Pandémie immobilière

La grippe immobilière du printemps dernier n’a pas encore fait de vagues. Sur le terrain, on observe que l’effet de richesse engendré par la pandémie alimente les projections d’une continuité de l’élan haussier de l’activité et des prix en 2021. Encore mercredi, l’évaluation du marché de l’habitation de la Société canadienne d’hypothèques et de logement (SCHL) indiquait que des signes de surchauffe et d’accélération des prix sont encore détectés dans la région du Grand Montréal et que la surévaluation s’approche du seuil problématique. Pour la région de Québec, « le marché de la revente continue de montrer des signes de surchauffe en raison du resserrement prononcé entre l’offre et la demande ».

Malgré ces nouvelles observations, malgré aussi la correction maintes fois annoncée, les analyses sur le terrain contredisent les scénarios de rééquilibrage. Les prix des propriétés au Canada devraient augmenter de 5,5 % d’ici la fin de 2021, stimulés par la faiblesse de l’inventaire et la demande non satisfaite, prédit Royal Lepage dans son évaluation du 14 décembre.

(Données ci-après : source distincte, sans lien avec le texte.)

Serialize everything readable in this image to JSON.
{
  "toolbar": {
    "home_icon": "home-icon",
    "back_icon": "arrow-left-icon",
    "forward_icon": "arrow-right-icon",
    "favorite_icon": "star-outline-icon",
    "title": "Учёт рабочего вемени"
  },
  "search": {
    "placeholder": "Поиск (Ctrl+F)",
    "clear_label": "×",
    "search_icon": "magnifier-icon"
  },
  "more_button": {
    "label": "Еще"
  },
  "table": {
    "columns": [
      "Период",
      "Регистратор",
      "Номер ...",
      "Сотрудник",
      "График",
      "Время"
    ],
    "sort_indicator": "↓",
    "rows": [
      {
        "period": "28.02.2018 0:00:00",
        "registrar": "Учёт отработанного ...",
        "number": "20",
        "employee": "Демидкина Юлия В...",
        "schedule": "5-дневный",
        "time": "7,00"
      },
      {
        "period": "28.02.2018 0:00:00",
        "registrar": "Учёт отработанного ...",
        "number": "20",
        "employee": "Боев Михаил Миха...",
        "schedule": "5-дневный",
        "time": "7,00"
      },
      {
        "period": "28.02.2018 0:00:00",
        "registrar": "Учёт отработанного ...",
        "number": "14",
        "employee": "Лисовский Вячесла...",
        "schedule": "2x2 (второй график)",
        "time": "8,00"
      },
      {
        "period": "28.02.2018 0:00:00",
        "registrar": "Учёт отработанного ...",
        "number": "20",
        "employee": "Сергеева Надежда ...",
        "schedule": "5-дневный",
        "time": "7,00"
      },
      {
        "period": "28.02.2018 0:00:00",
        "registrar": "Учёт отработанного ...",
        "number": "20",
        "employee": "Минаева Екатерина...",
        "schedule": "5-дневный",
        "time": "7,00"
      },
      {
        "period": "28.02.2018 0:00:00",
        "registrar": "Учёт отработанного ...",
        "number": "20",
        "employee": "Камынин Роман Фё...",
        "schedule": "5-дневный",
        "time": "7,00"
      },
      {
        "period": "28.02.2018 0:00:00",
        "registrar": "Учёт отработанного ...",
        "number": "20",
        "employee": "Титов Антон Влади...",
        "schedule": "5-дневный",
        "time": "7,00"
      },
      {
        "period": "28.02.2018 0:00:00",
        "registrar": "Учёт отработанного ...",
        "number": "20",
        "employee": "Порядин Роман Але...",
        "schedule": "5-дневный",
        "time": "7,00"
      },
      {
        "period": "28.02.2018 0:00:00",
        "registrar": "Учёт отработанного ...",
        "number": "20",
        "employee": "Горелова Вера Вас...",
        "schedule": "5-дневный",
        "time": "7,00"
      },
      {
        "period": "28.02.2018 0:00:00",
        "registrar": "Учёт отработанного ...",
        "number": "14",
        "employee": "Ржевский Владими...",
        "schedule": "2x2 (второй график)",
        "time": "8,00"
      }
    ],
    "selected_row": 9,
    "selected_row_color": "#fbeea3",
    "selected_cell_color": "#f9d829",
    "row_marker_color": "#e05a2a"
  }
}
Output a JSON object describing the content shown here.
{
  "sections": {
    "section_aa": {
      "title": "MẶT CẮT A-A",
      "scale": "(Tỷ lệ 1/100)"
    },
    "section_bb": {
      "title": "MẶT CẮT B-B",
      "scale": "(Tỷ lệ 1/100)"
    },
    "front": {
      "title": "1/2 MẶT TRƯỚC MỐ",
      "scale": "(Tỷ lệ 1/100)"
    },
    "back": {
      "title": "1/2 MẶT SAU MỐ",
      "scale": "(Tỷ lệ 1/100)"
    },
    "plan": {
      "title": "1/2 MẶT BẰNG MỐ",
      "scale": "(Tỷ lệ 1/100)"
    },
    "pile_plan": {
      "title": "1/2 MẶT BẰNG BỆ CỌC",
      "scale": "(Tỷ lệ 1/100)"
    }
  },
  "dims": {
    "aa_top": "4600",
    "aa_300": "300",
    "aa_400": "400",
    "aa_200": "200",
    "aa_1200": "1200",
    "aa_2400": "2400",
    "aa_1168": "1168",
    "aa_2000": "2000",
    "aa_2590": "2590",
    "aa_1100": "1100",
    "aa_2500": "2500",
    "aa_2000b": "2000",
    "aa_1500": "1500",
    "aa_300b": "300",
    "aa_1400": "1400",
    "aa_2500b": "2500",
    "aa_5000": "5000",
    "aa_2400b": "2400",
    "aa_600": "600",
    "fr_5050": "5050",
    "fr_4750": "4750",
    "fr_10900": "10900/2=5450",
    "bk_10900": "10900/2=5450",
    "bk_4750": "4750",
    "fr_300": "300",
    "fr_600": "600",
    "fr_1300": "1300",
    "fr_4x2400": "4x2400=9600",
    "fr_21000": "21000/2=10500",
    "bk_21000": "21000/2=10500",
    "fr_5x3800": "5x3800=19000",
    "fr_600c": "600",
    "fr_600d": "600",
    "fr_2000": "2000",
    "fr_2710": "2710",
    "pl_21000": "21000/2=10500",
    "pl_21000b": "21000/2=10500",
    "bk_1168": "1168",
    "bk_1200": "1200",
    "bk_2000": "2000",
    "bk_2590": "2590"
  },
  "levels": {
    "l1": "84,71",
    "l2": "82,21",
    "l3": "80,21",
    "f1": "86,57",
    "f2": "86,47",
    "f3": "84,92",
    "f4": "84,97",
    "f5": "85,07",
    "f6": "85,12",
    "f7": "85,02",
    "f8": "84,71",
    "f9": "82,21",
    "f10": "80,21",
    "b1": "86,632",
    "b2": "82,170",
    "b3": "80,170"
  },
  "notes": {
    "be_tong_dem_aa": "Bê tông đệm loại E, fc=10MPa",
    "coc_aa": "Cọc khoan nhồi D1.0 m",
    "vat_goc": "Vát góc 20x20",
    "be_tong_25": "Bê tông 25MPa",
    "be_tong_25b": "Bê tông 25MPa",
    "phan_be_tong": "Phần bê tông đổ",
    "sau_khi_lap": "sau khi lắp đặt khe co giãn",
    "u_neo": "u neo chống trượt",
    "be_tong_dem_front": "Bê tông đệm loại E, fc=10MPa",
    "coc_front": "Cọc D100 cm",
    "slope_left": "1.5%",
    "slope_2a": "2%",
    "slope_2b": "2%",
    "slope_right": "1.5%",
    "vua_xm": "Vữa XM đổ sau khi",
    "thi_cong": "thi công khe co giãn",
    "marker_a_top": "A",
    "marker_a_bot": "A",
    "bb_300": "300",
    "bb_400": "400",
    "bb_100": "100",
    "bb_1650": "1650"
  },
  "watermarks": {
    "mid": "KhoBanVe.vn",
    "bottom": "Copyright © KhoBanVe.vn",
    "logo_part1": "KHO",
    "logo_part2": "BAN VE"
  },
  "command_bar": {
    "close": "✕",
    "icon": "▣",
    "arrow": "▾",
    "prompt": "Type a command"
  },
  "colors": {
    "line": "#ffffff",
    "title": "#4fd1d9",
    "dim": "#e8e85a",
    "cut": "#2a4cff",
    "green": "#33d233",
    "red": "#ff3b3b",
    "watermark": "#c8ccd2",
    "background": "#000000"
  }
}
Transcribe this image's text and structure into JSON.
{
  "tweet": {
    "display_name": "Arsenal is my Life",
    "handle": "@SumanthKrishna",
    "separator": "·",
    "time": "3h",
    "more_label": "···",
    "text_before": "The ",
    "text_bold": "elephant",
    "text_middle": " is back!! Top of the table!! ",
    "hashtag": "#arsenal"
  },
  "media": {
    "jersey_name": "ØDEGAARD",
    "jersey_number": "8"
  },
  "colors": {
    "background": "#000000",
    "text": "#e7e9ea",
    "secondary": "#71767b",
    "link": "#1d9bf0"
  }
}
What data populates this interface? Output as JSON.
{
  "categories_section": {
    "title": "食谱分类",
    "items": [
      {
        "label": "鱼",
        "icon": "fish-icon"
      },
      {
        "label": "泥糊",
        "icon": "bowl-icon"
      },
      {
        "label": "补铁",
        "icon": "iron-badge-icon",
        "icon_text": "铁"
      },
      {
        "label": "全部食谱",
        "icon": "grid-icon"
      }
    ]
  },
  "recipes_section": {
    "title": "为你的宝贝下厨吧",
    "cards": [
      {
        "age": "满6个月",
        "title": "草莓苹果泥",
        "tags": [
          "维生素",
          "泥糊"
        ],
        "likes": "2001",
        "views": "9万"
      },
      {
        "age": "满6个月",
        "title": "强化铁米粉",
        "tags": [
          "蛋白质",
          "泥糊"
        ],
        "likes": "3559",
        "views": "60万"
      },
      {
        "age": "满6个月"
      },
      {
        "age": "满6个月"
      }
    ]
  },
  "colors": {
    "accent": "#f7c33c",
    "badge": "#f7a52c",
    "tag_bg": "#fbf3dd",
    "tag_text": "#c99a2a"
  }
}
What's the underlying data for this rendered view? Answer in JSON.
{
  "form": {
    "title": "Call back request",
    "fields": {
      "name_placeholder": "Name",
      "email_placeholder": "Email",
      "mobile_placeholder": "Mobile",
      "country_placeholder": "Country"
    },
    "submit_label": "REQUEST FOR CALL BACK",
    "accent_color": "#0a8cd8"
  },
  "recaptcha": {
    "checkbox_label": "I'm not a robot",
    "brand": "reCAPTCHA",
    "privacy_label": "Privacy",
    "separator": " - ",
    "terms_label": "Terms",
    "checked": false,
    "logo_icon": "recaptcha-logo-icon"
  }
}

Pour le Grand Montréal, la firme de courtage prévoit que le prix de l’agrégat d’une propriété augmentera de 6 % d’ici le quatrième trimestre de 2021. « Les propriétés inscrites au juste prix se vendent rapidement, tendance justifiée par un manque d’inventaire qui s’est aggravé avec la demande additionnelle apportée par les restrictions sanitaires. » Dominic St-Pierre, vice-président et directeur général de Royal LePage Québec, estime cependant que le ralentissement de la demande se manifestera lorsque la population sortira réellement du confinement.

L’Association canadienne de l’immeuble a renchéri mardi. « Les tendances actuelles et les indicateurs de base semblent suggérer que l’activité immobilière demeurera relativement forte en 2021 et que les prix continueront à grimper ou demeureront stables dans toutes les régions. » L’Association a fait remarquer que les taux hypothécaires historiquement bas en 2020 n’ont pas été sans influencer le taux de référence sur cinq ans compilé par la Banque du Canada utilisé dans la simulation de crise pour les prêts hypothécaires. Les ventes résidentielles sur le système interagences devraient augmenter de 7,2 % l’an prochain, contre une hausse évaluée à 11,1 % cette année. Avec la Colombie-Britannique et le Québec se démarquant « par leur importante contribution aux gains généraux ».

Doit-on conclure à une contradiction entre les analystes et les acteurs sur le terrain ? Denis Doucet, consultant de l’agence hypothécaire Multi-Prêts, suggère d’y voir plutôt une différence entre les observateurs canadiens et québécois. « Ce qui se passe au Québec ne se voit pas ailleurs. Le marché du premier acheteur est particulièrement touché, avec la prolifération d’offres simultanées, de surenchères et de ventes dans des délais très courts. » Même ce qui normalement serait difficilement vendable trouve preneur. Prix plus accessibles dans ce segment et faiblesse des taux hypothécaires s’inscrivent dans un contexte de demande excédentaire. S’ajoute l’effet de richesse ressortant de la crise sanitaire. « La pandémie a créé un contexte d’épargne obligatoire (ou par défaut) et en inciterait plus d’un à devancer leur projet d’achat immobilier, dans une réalité de télétravail invitant à réévaluer ses besoins résidentiels. » S’y sont greffés les programmes d’aide gouvernementale et les politiques de report des paiements.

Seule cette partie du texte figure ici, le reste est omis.